Louis Delattre

Marionnettes rustiques (Auguste Bénard)

Mercure de mars 1899 pages 755-756

Louis Delattre (1870-1938), médecin et écrivain belge de langue française, membre de l'Académie royale de langue et de littérature française de Belgique de 1921 à sa mort.

Auguste Bénard est imprimeur-éditeur rue Lambert-le-Bègue à Liège. Ce livre est enrichi de dessins d’Armand Rassenfosse. Il présente douze contes. Son titre complet est Marionnettes rustiques montrant les bonnes petites gens à leurs métiers (163 pages).

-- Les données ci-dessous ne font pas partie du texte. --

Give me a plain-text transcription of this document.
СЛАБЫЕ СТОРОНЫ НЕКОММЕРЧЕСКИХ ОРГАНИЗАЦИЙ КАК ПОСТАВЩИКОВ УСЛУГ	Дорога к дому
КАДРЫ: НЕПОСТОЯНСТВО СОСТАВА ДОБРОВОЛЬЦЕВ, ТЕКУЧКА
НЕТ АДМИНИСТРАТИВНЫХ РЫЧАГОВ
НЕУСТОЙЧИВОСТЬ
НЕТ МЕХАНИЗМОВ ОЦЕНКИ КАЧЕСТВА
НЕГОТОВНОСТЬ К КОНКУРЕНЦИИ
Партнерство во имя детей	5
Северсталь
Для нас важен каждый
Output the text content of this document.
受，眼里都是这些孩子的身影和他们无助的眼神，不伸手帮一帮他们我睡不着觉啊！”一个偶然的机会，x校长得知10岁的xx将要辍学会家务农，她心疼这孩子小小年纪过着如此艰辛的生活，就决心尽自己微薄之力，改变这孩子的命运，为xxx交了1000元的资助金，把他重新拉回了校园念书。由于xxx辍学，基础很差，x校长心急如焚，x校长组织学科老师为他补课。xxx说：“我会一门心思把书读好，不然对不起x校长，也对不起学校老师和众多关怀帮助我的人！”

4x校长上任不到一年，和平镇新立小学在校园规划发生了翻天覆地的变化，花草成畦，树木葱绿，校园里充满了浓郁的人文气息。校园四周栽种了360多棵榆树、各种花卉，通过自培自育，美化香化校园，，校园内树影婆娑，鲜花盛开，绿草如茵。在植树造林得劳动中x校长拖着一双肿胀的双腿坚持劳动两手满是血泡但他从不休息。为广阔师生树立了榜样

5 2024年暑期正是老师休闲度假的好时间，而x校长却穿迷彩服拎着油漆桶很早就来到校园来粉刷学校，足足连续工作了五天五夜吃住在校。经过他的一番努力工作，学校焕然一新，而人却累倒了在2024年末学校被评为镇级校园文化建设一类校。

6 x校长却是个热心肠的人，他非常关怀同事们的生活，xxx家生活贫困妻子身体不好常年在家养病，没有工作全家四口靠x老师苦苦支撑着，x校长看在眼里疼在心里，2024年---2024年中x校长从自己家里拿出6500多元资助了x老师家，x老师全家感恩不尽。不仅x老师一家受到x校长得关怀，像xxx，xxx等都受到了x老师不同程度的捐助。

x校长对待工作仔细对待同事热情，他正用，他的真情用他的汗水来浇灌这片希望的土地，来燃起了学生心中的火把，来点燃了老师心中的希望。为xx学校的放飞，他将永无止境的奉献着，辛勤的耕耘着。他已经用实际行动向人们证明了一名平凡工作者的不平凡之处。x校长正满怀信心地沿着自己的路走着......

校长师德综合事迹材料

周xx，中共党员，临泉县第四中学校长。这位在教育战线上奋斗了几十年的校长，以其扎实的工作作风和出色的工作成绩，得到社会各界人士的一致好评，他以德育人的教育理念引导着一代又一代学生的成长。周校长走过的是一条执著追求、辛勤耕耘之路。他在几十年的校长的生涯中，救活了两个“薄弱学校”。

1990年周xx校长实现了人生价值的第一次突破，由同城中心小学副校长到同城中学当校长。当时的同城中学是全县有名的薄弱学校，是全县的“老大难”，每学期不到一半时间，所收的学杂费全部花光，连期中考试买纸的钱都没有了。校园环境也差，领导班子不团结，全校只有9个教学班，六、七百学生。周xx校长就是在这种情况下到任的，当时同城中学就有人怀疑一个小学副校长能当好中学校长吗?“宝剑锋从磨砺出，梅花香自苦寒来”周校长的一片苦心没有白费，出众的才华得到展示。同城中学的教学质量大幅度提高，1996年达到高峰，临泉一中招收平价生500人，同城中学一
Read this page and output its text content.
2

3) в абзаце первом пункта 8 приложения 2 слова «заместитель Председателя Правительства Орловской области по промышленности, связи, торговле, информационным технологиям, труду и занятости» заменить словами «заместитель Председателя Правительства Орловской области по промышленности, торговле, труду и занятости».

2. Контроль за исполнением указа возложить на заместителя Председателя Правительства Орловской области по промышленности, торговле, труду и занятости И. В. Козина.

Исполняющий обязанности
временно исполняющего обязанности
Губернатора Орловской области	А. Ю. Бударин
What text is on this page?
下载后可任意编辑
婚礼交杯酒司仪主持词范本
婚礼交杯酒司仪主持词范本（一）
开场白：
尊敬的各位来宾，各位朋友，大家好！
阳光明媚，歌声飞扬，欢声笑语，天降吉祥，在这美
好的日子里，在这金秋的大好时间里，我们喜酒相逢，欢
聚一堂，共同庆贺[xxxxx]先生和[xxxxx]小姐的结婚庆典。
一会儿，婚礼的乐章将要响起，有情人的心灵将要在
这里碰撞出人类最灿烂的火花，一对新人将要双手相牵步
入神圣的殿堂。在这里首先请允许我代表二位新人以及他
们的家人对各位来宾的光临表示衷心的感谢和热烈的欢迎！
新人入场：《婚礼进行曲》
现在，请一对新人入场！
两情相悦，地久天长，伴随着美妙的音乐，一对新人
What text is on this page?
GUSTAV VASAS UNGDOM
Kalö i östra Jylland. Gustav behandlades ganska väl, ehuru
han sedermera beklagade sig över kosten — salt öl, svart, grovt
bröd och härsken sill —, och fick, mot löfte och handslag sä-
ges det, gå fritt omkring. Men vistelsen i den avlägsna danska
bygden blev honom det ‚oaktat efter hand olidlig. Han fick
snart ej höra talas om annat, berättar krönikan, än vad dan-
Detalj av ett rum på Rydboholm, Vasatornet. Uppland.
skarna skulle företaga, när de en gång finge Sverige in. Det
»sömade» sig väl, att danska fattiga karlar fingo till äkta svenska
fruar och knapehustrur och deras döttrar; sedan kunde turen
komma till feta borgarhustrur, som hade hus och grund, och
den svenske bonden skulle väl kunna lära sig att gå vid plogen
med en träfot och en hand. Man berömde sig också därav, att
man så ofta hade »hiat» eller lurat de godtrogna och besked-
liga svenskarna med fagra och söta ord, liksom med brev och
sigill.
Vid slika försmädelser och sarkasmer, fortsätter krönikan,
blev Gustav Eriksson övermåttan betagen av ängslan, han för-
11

De petits chefs-d’œuvre d’ironie et de grâce, ces petits contes photographiques, où le détail vrai saute tout de suite aux yeux. Pour quoi est-ce plus vrai, plus vivant que n’importe quelle autre histoire, celle du Maître et école ? Elle semble sortie d’une imagination très fine, très malicieuse et il y passe la fraîcheur du possible. Il faut savourer cela mot à mot, n’en rien perdre.

La Loi de péché (Mercure)

Mercure de septembre 1899, pages 776-777

C’est plutôt la loi de désir qu’il faudrait prononcer, car ils ne commettent point de péché les deux héros de ce livre. Ce sont deux jeunes gens de conditions simples et de tranquilles tempéraments. Ils s’aiment avec le besoin d’aimer que les oiseaux se découvrent au printemps. Ils ont le désir du bonheur et le vrai sens de la vie, mais je crois que la timidité du jeune homme empêche l’expansion naturelle de la jeune fille trop vierge ou trop coquette, et elle s’en va de lui parce qu’elle trouve dans un voyage quelconque le dompteur de son choix. Pierre-André se contente d’avoir, comme un vase d’élection, tout contenu de ce qui peut remplir de joie un être humain, et, plus fort de ce qu’il a tout gardé, il s’en retourne au village natal vivre de ses seuls souvenirs. Pour écrire et faire lire ce roman en y attachant le lecteur, il a fallu le don de grâce de l’auteur. Rien de moins banal que cette histoire très ordinaire d’un cousin et d’une cousine. Il n’y arrive rien et pourtant on n’en passe point de page. Un charme fait de lumière et de parfum ruisselle sur ce style frais, toujours clair, toujours d’expressions justes. C’est tendre et bon comme du pain chaud. Cela sent également la bonne chair saine des enfants bien portants et le froment nouveau. La jeune fille qui trompe l’attente suprême du jeune homme n’est point détestée ni maudite. Elle donne ce qu’elle pouvait donner d’enthousiasme et de richesses philosophiques au cœur épris qui l’espérait plus belle encore. L’irréalisable seul est plus beau. La mission est terminée lorsqu’elle échappe dans la vulgarité d’une trahison possible. A-t-elle oublié ou s’est-elle plus entièrement offerte ailleurs ? Celui qui la perd corporellement l’emporte jusqu’à l’âme et nul ne la possédera ainsi puisqu’elle sera une autre femme. Ce sentiment très délicat exprimé dans tous les chapitres ne sera guère compris, j’en ai peur. La joie très réellement divine de l’amour s’exaltant vers la fin dans la plus franche des allégresses humaines paraîtra paradoxale et peut-être bien folle, cependant ce livre est une bonne œuvre et sous couleur d’amour s’y cachent de grands enseignements de morale… Non pas celle des hommes, je veux parler de celle qui pourrait émaner d’un Dieu.